Day 1: Bari, Basilicas and Barivecchia
Start your exploration of undiscovered Puglia in Bari, a city that in Roman times served as the most important port on the Adriatic coast. Today it remains the region’s main city, with thriving modern suburbs surrounding a photogenic, ancient heart. For a taste of the grand Romanesque architecture of the centro storico, explore the tangle of alleyways in the Barivecchia. Check out the Cattedrale di San Sabino and be sure to admire the austere lines of the Basilica di San Nicola, the pilgrimage church containing the relics of St Nicholas, before heading for the archaeological museum at the 12th-century Castello Normanno-Svevo. Come evening, enjoy an aperitivo and supper in sophisticated Piazza Mercantile, within sight of the worn stone lion at the foot of the Colonna della Giustizia, where debtors met death in Roman times.
Day 2: Castles and Caves
Head north through the wild Puglian countryside to the UNESCO World Heritage-listed Castel del Monte near Andria to admire its peerless medieval architecture and remote setting. Travel southwest to rural Matera just over the border in Basilicata to explore more UNESCO wonders in the troglodyte cave dwellings known as sassi that line the ravine of the River Gravina. Forming two districts known as Sasso Barisano and Sasso Caveoso, they vary from simple one-room storehouses to sophisticated multi-story residences; make the most of the experience by dining in a sassi restaurant and staying overnight in a sassi hotel.

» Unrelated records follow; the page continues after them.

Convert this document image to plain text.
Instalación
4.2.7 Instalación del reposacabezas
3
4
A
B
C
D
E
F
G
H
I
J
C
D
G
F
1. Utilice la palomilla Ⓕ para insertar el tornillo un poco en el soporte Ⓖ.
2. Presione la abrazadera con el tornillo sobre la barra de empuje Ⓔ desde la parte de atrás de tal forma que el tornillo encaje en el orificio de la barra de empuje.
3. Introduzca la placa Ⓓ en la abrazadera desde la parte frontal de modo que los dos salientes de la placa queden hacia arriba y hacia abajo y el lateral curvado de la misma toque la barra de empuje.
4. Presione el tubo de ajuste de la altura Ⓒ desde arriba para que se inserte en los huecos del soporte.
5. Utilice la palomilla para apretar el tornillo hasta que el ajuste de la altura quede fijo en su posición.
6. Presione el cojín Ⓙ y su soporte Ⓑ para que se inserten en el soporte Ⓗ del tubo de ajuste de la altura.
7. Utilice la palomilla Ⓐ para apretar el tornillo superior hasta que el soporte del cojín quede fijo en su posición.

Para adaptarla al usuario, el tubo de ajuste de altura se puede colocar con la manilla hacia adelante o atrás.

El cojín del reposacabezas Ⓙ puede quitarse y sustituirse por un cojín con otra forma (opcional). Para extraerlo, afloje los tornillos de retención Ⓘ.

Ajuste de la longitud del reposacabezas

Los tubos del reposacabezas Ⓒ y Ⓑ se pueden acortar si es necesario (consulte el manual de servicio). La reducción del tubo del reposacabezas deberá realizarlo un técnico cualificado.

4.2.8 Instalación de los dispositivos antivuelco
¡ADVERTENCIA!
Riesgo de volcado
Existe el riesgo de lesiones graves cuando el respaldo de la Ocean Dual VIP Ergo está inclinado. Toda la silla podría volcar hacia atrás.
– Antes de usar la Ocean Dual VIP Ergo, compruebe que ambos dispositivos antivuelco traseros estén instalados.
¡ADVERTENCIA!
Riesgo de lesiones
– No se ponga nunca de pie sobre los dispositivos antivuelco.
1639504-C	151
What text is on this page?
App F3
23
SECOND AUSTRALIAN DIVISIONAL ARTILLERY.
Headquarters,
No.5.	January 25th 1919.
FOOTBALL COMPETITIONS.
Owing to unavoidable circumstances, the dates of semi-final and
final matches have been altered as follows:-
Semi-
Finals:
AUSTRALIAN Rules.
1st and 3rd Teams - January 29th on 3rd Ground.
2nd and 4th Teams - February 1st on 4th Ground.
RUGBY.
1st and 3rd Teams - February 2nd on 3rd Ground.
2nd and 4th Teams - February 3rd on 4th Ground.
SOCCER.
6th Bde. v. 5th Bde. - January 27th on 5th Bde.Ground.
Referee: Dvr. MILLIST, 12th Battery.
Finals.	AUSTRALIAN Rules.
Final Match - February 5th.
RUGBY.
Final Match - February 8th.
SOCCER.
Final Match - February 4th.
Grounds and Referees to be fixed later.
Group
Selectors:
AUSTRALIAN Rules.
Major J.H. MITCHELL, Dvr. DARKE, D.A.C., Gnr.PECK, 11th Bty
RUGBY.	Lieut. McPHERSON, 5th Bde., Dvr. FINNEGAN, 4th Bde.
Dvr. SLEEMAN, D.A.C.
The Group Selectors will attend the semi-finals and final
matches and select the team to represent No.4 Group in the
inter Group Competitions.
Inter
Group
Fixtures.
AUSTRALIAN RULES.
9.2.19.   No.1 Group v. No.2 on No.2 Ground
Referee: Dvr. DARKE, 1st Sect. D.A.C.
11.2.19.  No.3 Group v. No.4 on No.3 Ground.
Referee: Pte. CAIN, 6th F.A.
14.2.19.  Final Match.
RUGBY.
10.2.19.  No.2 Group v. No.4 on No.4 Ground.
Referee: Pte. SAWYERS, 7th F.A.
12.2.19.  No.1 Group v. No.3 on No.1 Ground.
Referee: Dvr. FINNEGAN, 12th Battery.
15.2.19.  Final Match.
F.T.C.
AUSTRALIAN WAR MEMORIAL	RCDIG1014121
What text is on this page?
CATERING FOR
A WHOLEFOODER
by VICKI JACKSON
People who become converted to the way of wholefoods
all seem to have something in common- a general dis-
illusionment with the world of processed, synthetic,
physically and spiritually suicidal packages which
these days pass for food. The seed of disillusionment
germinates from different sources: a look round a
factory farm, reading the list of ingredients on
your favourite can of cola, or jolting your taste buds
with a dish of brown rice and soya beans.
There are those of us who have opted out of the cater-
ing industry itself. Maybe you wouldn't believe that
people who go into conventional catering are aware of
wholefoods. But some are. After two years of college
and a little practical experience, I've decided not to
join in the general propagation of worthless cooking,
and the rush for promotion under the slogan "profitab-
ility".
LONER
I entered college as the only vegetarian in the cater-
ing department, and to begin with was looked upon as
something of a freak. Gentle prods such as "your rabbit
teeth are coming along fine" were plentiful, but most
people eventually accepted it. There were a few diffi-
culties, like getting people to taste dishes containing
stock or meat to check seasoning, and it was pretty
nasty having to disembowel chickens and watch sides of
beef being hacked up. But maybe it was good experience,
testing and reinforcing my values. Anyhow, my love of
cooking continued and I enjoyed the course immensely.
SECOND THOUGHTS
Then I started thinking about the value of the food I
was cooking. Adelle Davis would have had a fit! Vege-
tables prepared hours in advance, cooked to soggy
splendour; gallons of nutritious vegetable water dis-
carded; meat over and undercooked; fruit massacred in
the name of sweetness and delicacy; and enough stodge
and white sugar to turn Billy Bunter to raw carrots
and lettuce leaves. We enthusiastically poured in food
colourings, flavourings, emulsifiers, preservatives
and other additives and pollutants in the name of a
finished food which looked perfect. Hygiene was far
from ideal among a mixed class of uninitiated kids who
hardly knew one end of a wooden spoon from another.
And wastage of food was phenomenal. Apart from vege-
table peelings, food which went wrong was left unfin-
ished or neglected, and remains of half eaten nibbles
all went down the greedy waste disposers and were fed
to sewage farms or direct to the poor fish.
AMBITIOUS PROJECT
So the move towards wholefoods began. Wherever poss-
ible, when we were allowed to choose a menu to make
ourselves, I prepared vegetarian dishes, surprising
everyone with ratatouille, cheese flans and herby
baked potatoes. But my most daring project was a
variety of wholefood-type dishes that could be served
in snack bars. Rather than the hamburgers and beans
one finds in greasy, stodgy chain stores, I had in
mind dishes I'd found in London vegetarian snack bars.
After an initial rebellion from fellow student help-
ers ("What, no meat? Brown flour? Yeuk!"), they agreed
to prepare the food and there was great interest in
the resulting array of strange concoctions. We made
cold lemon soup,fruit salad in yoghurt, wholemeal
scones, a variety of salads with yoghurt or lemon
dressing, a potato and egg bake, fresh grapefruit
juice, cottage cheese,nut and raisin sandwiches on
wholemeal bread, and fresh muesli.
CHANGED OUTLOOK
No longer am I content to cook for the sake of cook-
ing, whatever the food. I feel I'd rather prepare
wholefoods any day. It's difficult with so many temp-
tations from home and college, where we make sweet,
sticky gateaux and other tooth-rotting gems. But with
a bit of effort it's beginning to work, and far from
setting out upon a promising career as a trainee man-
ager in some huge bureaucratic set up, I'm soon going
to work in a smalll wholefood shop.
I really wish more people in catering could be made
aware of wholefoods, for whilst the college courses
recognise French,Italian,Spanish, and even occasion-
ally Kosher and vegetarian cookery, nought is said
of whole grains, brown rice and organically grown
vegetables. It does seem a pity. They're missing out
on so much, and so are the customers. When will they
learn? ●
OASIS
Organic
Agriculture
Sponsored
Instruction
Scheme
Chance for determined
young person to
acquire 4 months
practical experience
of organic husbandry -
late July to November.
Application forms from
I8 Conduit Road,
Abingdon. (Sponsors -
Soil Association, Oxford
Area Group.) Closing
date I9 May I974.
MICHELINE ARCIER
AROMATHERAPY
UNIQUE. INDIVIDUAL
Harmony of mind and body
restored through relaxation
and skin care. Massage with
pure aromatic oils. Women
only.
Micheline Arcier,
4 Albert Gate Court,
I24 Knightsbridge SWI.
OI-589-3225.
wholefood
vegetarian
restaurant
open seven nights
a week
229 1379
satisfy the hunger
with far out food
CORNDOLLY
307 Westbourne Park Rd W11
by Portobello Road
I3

Day 3: Baroque Beauty and Beehive Houses
Turn to the coast once more to stop off for lunch in Alberobello and wander around its squat, beehive-shaped limestone trulli houses, some built around the 14th century and all topped with grey slate. Travel onward to the lovely Puglian town of Lecce, famous for the madcap excesses of its Baroque architecture as seen on the swirling façades of the glorious Basilica of Santa Croce, on its cathedral and the adjoining Bishop’s Palace in Piazza Duomo, as well as on the flamboyant Chiesa del Rosario. Lecce’s final surprise is the half-excavated Roman amphitheater that forms part of the town’s bar-and-restaurant-lined Piazza Sant’Oronzo. An overnight stay is the perfect opportunity to explore this Baroque beauty without the crowds.